Charlson Comorbidity Index (CCI) and Elixhauser (EL) scores (validated instruments of comorbidity) were generated for each patient from these ICD-10 codes (CCI-EHR, CCI-B, EL-EHR, and EL-B, respectively). The CCI captures morbidity across 17 specific health sub-domains and the EL captures 31. Mean EHR and B scores across each sub-domain were compared for both CCI and EL using Welch’s t-test. Lastly, the EHR and B data sets were merged to generate CCI-Combined and EL-Combined scores, which were statistically compared across sub-domains to the CCI-B and EL-B results in turn. All analyses were performed in R version 4.03 using the ‘comorbidity’ package to generate the CCI/EL scores.

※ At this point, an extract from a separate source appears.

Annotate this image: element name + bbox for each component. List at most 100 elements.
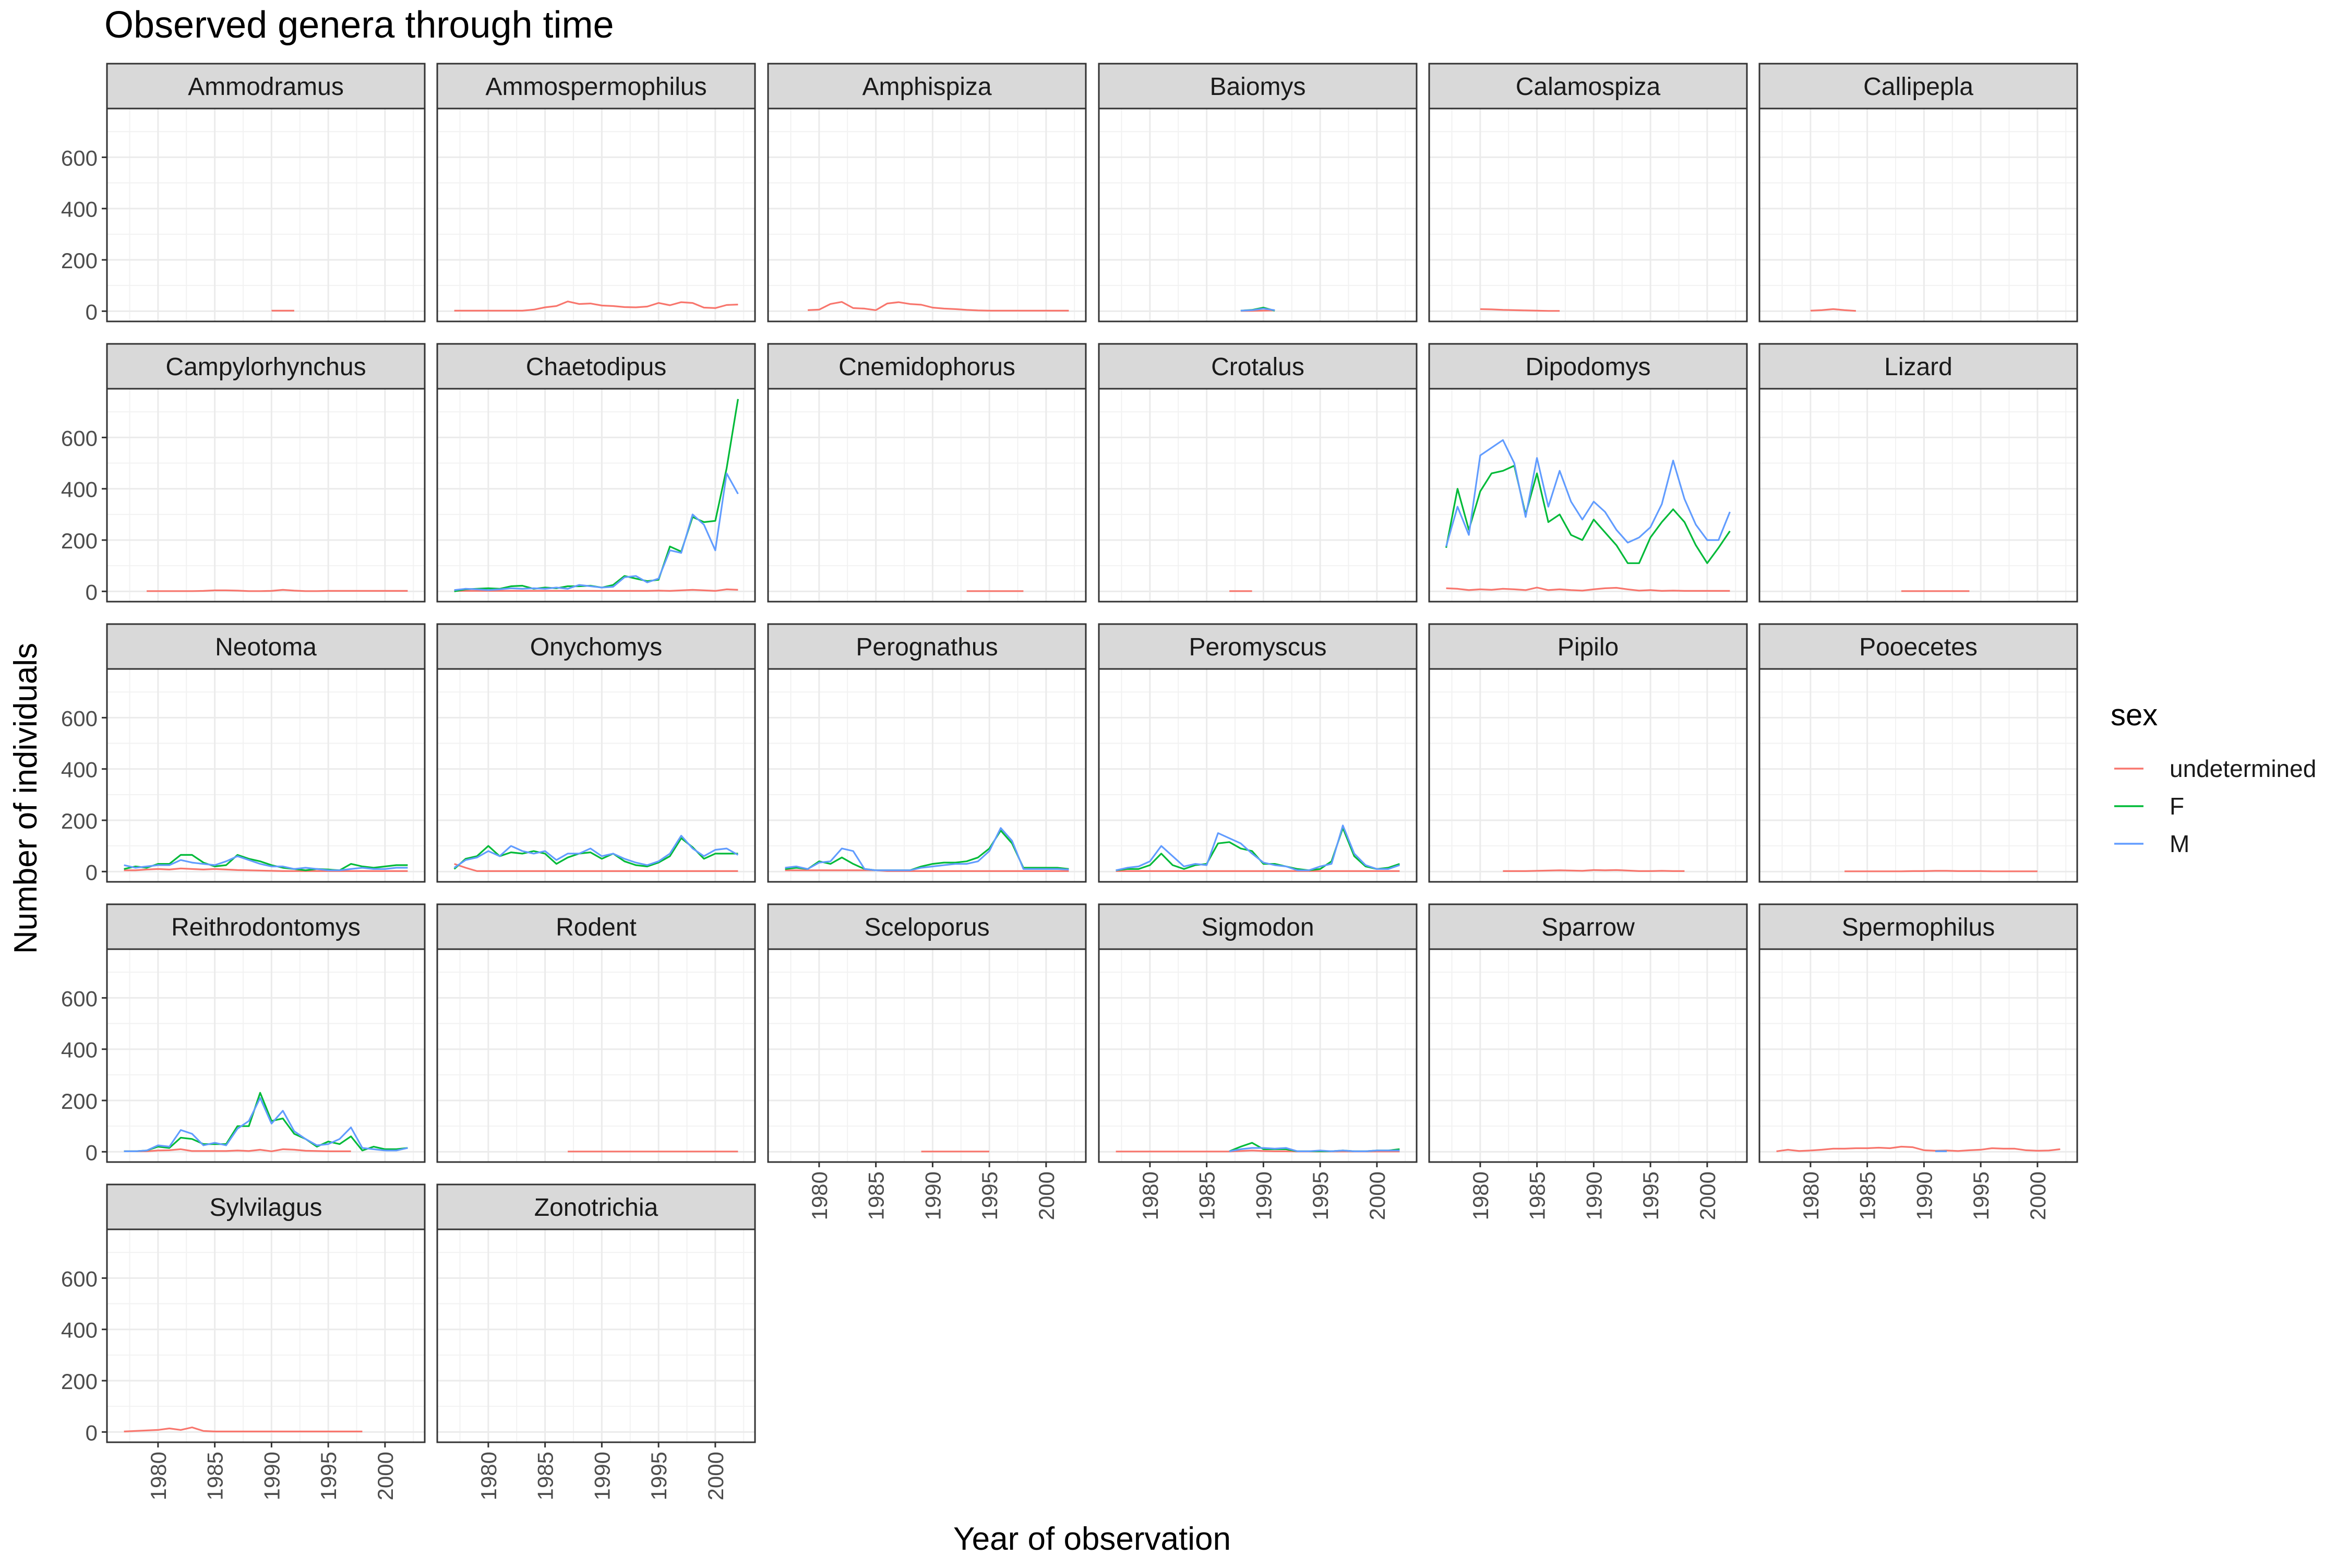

After cleaning, EHR and B contained 1929 and 4179 distinct ICD-10 codes, respectively, across 2059 patients. 2582 of these codes were exclusive to B. Mean scores across the CCI sub-domains were typically greater by an order of magnitude or more in B. Interestingly “cancer” was documented more frequently in the EHR (p=0.19) and “AIDS” was numerically more common in B, but not significantly so (p=0.058). EL scores were vastly significantly higher in B compared with EHR, except for blood loss anemia (p=0.083). Comparing CCI-Combined and EL-Combined to the CCI-B and EL-B data sets statistically improved four sub-domain scores -- cerebrovascular disease (p< 2.2e-16) and renal disease (p<2.2e-16) in CCI and hypothyroidism (p<2.2e-16) and solid tumor diagnosis (p=9.6e-9) in EL.

The EHR significantly underestimates patient co-morbidity. If billing data are available, they should be incorporated into patient co-morbidity calculations.